The conference still might want to stay out of it beyond the PR side of things. The conference could also, independent of any NCAA action, impose sanctions of financial impact. And there's the looming specter of going full Big East/Temple, 2004 (and all Temple did was suck at football). Given that the Big Ten has the most lucrative television arrangement of any conference, this last outcome would be the closest thing imaginable to a doomsday scenario. The likely two backup plan primary conferences, the ACC and the Big East - assuming they want anything to do with Penn State - can't come anywhere close to replacing the Big Ten's revenue. We'd instantly go from possible belt-tightening (or maybe even not, because again, I really don't know how well prepared PSU is to absorb this) to possibly placing sports on the chopping block. Hockey, again largely thanks to the guy with the single largest private donation in Penn State history, would probably not be one of them. In a parallel universe where PSU attempts to go varsity out of the Greenberg while raising money for the arena and scholarships because nobody paid for the whole thing straight away? Probably a different outcome.

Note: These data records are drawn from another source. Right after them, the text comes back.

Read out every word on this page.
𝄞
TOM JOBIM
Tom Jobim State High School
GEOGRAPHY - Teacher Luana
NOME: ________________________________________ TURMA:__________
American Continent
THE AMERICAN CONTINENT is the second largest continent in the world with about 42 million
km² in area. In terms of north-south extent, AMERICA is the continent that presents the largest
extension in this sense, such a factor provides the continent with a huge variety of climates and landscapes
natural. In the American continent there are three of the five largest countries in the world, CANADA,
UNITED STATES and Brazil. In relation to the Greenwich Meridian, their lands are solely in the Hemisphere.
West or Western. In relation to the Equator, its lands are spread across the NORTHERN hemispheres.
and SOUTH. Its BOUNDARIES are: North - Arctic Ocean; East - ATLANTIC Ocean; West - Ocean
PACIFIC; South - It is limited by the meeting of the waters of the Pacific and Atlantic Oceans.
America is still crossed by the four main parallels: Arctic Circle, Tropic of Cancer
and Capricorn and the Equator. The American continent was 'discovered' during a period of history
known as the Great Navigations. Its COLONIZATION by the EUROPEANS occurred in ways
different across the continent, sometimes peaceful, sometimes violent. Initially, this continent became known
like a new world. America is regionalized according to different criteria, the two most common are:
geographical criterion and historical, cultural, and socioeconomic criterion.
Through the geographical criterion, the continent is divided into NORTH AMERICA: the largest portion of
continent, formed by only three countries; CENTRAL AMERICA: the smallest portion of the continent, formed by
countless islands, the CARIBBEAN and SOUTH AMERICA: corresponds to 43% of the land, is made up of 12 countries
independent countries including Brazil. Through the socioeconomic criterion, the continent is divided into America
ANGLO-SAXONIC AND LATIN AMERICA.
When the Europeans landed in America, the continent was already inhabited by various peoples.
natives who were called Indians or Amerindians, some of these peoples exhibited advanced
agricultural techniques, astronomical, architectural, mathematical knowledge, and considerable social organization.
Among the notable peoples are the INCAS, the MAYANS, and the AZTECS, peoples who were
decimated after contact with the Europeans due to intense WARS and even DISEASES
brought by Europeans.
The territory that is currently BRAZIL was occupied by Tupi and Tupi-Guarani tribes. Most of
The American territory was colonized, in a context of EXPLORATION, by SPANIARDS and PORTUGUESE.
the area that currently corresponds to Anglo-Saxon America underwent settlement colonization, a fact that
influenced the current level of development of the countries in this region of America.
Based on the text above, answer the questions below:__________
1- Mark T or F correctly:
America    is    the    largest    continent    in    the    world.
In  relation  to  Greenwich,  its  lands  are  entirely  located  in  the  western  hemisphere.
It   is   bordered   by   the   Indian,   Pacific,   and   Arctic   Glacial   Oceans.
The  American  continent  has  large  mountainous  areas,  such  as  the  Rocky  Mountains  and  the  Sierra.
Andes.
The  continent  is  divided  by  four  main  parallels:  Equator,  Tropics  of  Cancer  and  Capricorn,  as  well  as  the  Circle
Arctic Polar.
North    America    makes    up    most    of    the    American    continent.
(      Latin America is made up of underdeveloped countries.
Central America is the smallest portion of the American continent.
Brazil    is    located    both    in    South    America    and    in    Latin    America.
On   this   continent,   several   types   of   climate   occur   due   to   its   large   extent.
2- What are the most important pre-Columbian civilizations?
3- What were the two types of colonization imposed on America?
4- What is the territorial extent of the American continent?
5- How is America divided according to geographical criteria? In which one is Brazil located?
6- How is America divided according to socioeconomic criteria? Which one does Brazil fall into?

In the hockey world, Big Ten ejection has drastic consequences, and not just for Penn State. Unless another league school is prepared to add hockey (or Notre Dame is somehow finally lured in), the Big Ten would be down to five hockey schools, insufficient for an autobid to the NCAA tournament, and likely leading to its breakup. We're too far down the road to just reset the conference landscape to where it is right now, so it's easy to imagine the rest of the Big Ten running off to the NCHC. And where does Penn State go? Excellent question. Let's just hope it never needs to be answered.